The exhibit opens on February 3 and is on display until May 21, but for those who are too eager to wait, the Glenbow’s Launch Party on February 2 offers the chance to catch a glimpse ahead of the game.
Melanie Kjorlien tells us five things you should know about Frida Kahlo: Her Photos.
Kahlo’s photographs will immerse you in her life story.
Kjorlien emphasizes that while some aspects of Kahlo’s life are well-known, there is so much more to the story. This exhibit will help colour in some of the heretofore ignored or unknown. “Because a lot of them are candid photographs of her interacting with people on an everyday basis, you start to get a better sense of how she lived her life, who some of the people that she spent time with were, what causes were important to her and how she lived with those painful surgeries,” says Kjorlien.

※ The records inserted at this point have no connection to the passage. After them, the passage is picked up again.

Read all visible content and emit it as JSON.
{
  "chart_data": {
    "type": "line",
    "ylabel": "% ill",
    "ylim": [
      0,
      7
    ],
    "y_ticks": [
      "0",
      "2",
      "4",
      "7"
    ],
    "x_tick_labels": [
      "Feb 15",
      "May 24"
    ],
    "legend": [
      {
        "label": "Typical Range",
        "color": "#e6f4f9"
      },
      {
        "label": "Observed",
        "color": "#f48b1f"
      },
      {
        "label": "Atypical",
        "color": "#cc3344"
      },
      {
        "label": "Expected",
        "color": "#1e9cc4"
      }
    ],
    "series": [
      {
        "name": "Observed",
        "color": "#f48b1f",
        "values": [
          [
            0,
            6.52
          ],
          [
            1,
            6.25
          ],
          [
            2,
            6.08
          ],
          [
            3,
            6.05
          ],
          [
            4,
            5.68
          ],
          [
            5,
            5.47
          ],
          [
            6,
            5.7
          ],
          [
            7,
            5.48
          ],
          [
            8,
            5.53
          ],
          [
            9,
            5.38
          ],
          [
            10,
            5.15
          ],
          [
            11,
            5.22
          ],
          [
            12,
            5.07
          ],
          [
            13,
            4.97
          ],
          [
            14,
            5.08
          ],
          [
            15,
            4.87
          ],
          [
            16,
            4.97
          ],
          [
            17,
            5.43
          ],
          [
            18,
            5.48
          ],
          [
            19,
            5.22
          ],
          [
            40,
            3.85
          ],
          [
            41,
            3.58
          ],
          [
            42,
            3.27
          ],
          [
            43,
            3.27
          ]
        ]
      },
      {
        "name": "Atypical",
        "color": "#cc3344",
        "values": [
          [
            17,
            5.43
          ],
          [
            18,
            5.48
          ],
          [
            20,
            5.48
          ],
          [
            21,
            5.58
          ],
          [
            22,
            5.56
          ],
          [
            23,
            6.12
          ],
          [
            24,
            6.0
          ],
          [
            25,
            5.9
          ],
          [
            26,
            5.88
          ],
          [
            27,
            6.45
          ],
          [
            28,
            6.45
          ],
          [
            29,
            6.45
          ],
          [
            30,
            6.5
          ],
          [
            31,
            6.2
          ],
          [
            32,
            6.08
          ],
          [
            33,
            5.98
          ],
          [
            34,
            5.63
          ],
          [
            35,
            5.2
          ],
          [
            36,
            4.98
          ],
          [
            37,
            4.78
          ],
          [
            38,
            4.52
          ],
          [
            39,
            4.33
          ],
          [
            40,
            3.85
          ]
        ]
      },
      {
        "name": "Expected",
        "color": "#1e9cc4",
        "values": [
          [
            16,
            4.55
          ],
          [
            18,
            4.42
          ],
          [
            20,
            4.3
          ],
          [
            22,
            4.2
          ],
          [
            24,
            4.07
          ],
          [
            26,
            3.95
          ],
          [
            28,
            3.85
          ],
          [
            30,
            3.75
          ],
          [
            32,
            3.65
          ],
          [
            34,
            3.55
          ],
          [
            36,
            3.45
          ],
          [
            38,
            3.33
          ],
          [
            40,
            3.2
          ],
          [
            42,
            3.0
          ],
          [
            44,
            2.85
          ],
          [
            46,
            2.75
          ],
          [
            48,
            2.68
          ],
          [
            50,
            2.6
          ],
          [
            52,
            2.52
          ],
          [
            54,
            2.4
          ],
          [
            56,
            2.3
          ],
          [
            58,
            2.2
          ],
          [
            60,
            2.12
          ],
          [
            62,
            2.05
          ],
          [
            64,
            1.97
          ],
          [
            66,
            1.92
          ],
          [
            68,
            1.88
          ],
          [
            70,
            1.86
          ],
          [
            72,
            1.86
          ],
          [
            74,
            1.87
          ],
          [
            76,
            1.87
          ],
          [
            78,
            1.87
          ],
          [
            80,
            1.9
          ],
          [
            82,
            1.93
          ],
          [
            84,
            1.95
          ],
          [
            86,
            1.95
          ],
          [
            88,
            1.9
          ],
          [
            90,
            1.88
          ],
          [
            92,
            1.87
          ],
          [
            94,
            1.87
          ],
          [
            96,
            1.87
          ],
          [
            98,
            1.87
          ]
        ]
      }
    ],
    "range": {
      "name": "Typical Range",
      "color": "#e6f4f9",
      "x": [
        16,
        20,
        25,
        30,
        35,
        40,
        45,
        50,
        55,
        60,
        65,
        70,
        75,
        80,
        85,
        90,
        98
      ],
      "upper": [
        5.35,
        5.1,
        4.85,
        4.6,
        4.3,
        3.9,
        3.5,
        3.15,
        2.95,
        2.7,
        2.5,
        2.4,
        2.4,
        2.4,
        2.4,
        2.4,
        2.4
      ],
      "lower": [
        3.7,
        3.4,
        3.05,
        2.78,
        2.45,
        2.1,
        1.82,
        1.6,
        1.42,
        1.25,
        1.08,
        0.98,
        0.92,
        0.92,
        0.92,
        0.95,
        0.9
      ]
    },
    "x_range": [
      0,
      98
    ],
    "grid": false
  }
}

One of the most interesting photos in the exhibition was sealed with a kiss.
See if you can spot Kjorlien’s pick for one of the most interesting photographs in the exhibition. “I think probably one of the photos that visitors will be most intrigued by is a photo of Diego Rivera, a black and white photo, that has an imprint of some lips on it. It’s thought that Frida is the person who kissed the photograph,” says Kjorlien.
That playful photo is emblematic of how Kahlo used photography.
Kjorlien considers that kiss photo to be an example of the many ways in which Kahlo utilized the medium of photography. “What’s interesting about that photograph is it gives you some insight into how Frida used her photo collection,” says Kjorlien.
“She annotated things on the backs of the images. She manipulated them in other ways like the example I just mentioned. She cut people out of the photographs. They speculate that some of the photos may have been taken by her after she set up an organization of some elements. Those photographs may have been turned into a painting later on.”
The examination of an artist through the lens of the archive is something the Glenbow engages in as well.
The impetus to bring Frida Kahlo: Her Photos to the Glenbow included the desire to display a new facet of a brilliant artist, but there was also a link between the work of the museum and the exhibit. “There were some interesting connections [between Frida Kahlo: Her Photos and] the work that the Glenbow does,” says Kjorlien. “We have our own archives here and it includes a lot of [artists’] personal documentation. It’s the idea of understanding an artist and their work and their life from a number of different perspectives, such as their personal effects and what that can tell you about them as an artist.”
After you go visit Frida Kahlo: Her Photos, see Eye of the Needle.
Kjorlien’s suggestion for your next stop after the Frida Kahlo: Her Photos exhibit is Eye of the Needle. “It is an exhibition of really incredible items from Glenbow’s collection, but also some contemporary art from Western Canadian artists,” she says. “It’s everything from clothing to two-dimensional artwork to furniture, hats, etc. It’s objects that have been embellished with embroidery or other kinds of needle-work. Not exclusively, but a lot of the artists in that exhibition are women. I think it would be interesting for people to go see what some other women artists have created and have been creating.”